The refugee resettlement process as a whole has been significantly damaged by the Trump administration, which has tried to scale back US efforts to welcome people fleeing from other countries.

Biden has announced a goal to admit 125,000 refugees this fiscal year, but the United States is nowhere near that. Only 8,758 refugees admitted in first six months of current fiscal year, State Department says The figures. Prioritizing requests from Ukraine could put unprocessed cases at the bottom of the pile.

“It’s not like there’s excess capacity in the US government, sitting around doing nothing that can now be applied to deal with these new demands,” Brown said. “Everyone is fully occupied with processing existing requests. And we know we have backlogs.

The Ukrainian program has some unique aspects. Unlike Afghan evacuees who were paroled in the United States without a sponsor and resettled by resettlement agencies, the new program requires Ukrainians to have an individual or group in the United States who is willing to sponsor their arrival.

Sasha, a Ukrainian woman seeking asylum in the United States, displays her passport as she waits to cross the US-Mexico border at the San Ysidro port of entry amid the Russian invasion of Ukraine on April 5 in Tijuana, Mexico.

Mario Tama via Getty Images

The sponsorship is intended to “provide initial financial and other support that will help Ukrainians integrate and regain their footing here in the United States,” said Nazanin Ash, CEO of Welcome.US, a refugee group encouraging Americans to sponsor Ukrainian refugees.

“We have a lot more capability as a nation,” Ash said. “And we’re tapping into the goodwill of a much wider range of American institutions and Americans.”

A YouGov poll conducted for Welcome.US shows that 72% of Americans, including Republicans, Democrats and Independents, support the United States welcoming Ukrainians fleeing the war. About 90 million American adults are already involved in helping Ukrainian refugees settle in the United States, or would like to do so, according to the survey.

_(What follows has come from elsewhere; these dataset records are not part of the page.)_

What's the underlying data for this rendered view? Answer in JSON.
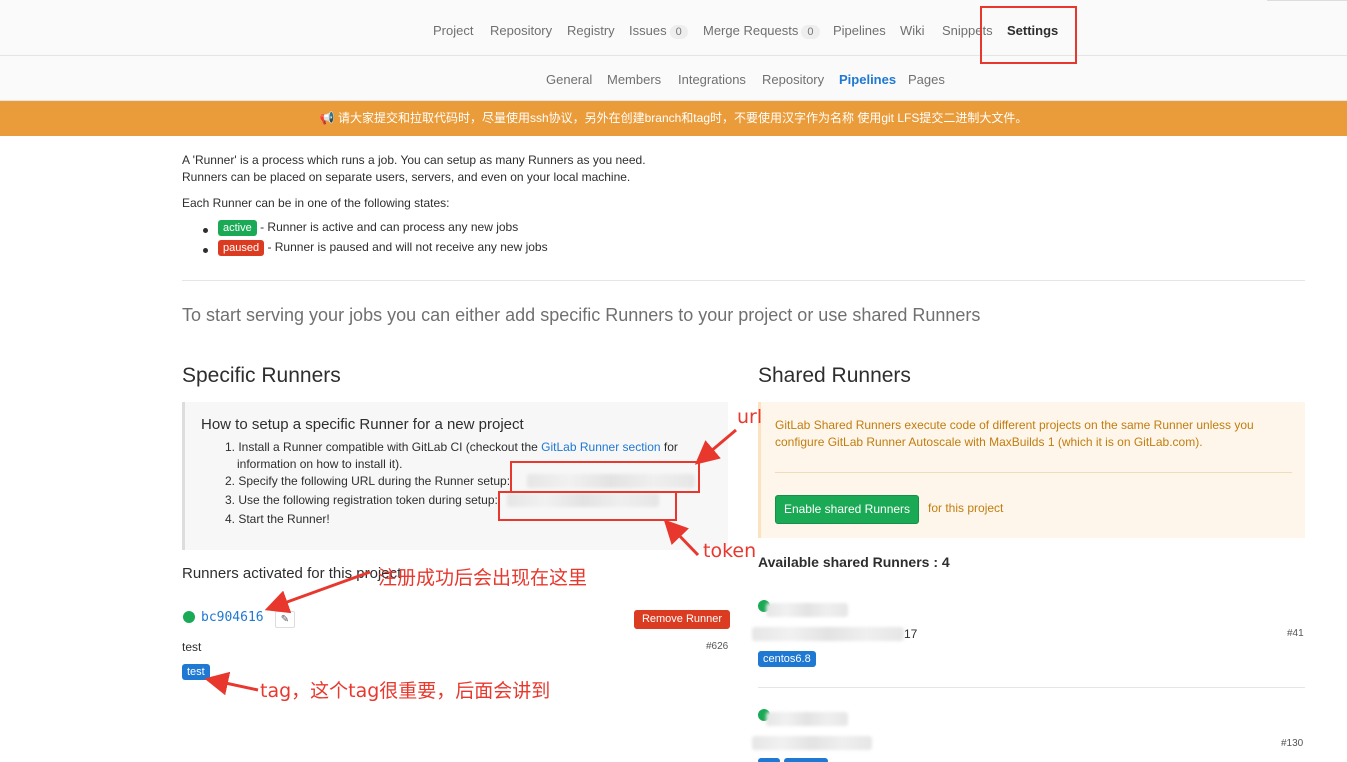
{
  "topnav": {
    "items": [
      {
        "label": "Project"
      },
      {
        "label": "Repository"
      },
      {
        "label": "Registry"
      },
      {
        "label": "Issues",
        "badge": "0"
      },
      {
        "label": "Merge Requests",
        "badge": "0"
      },
      {
        "label": "Pipelines"
      },
      {
        "label": "Wiki"
      },
      {
        "label": "Snippets"
      },
      {
        "label": "Settings"
      }
    ]
  },
  "subnav": {
    "items": [
      {
        "label": "General"
      },
      {
        "label": "Members"
      },
      {
        "label": "Integrations"
      },
      {
        "label": "Repository"
      },
      {
        "label": "Pipelines"
      },
      {
        "label": "Pages"
      }
    ]
  },
  "banner": {
    "text": "请大家提交和拉取代码时，尽量使用ssh协议，另外在创建branch和tag时，不要使用汉字作为名称 使用git LFS提交二进制大文件。"
  },
  "intro": {
    "line1": "A 'Runner' is a process which runs a job. You can setup as many Runners as you need.",
    "line2": "Runners can be placed on separate users, servers, and even on your local machine.",
    "line3": "Each Runner can be in one of the following states:",
    "active_badge": "active",
    "active_desc": "- Runner is active and can process any new jobs",
    "paused_badge": "paused",
    "paused_desc": "- Runner is paused and will not receive any new jobs"
  },
  "lead": "To start serving your jobs you can either add specific Runners to your project or use shared Runners",
  "specific": {
    "heading": "Specific Runners",
    "setup_title": "How to setup a specific Runner for a new project",
    "step1_a": "1. Install a Runner compatible with GitLab CI (checkout the ",
    "step1_link": "GitLab Runner section",
    "step1_b": " for",
    "step1_c": "information on how to install it).",
    "step2": "2. Specify the following URL during the Runner setup:",
    "step3": "3. Use the following registration token during setup:",
    "step4": "4. Start the Runner!",
    "activated_heading": "Runners activated for this project",
    "runner": {
      "id": "bc904616",
      "remove_label": "Remove Runner",
      "description": "test",
      "number": "#626",
      "tag": "test"
    }
  },
  "shared": {
    "heading": "Shared Runners",
    "info": "GitLab Shared Runners execute code of different projects on the same Runner unless you configure GitLab Runner Autoscale with MaxBuilds 1 (which it is on GitLab.com).",
    "enable_label": "Enable shared Runners",
    "for_project": "for this project",
    "available": "Available shared Runners : 4",
    "runners": [
      {
        "tail": "17",
        "number": "#41",
        "tag": "centos6.8"
      },
      {
        "tail": "",
        "number": "#130",
        "tag": ""
      }
    ]
  },
  "annotations": {
    "url": "url",
    "token": "token",
    "registered": "注册成功后会出现在这里",
    "tag_note": "tag，这个tag很重要，后面会讲到"
  },
  "colors": {
    "accent_blue": "#1f78d1",
    "banner_orange": "#eb9c3a",
    "success_green": "#1aaa55",
    "danger_red": "#db3b21",
    "annotation_red": "#e8382e"
  }
}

But the government’s ability to process applications quickly could be an issue, Ash said.

Once sponsorship is approved, Ukrainians will receive authorization to travel to the United States and will only be considered for parole after undergoing vaccinations and other public health requirements, passing rigorous biometric and biographical screening, and passing security checks.

“I fear this is a potential constraint for people fleeing Ukraine who can find safety quickly,” Ash added.

Even after arriving in the United States, Ukrainians are likely to face even more backlogs in the immigration system. Although parole permits temporary legal presence, it does not confer immigration status or provide a pathway to lawful permanent residence. Once here, however, refugees could apply for asylum.

“What will happen when this temporary status expires? Melanie Nezer, Senior Vice President of HIAS, a refugee resettlement organization, told the Washington Post. “It is feared that this will only increase the undocumented population here if Congress does not act.”

Ukrainians will be eligible for work authorization once paroled through this process, but it could take months, Brown said.

Meanwhile, refugee organizations want similar protections for other refugees around the world who have fled violence and persecution, including those who left their homes in Cameroon, Ethiopia and Mauritania, as well as dozens thousands of other Afghan allies who have been left behind.

Ash said she hopes the United States can replicate faster processing for other refugees as well.

“The US government recognized that we needed a quick mechanism for people to get to safety,” Ash said. “These are really important innovations that we now need to standardize, replicate and recognize for all refugee populations.”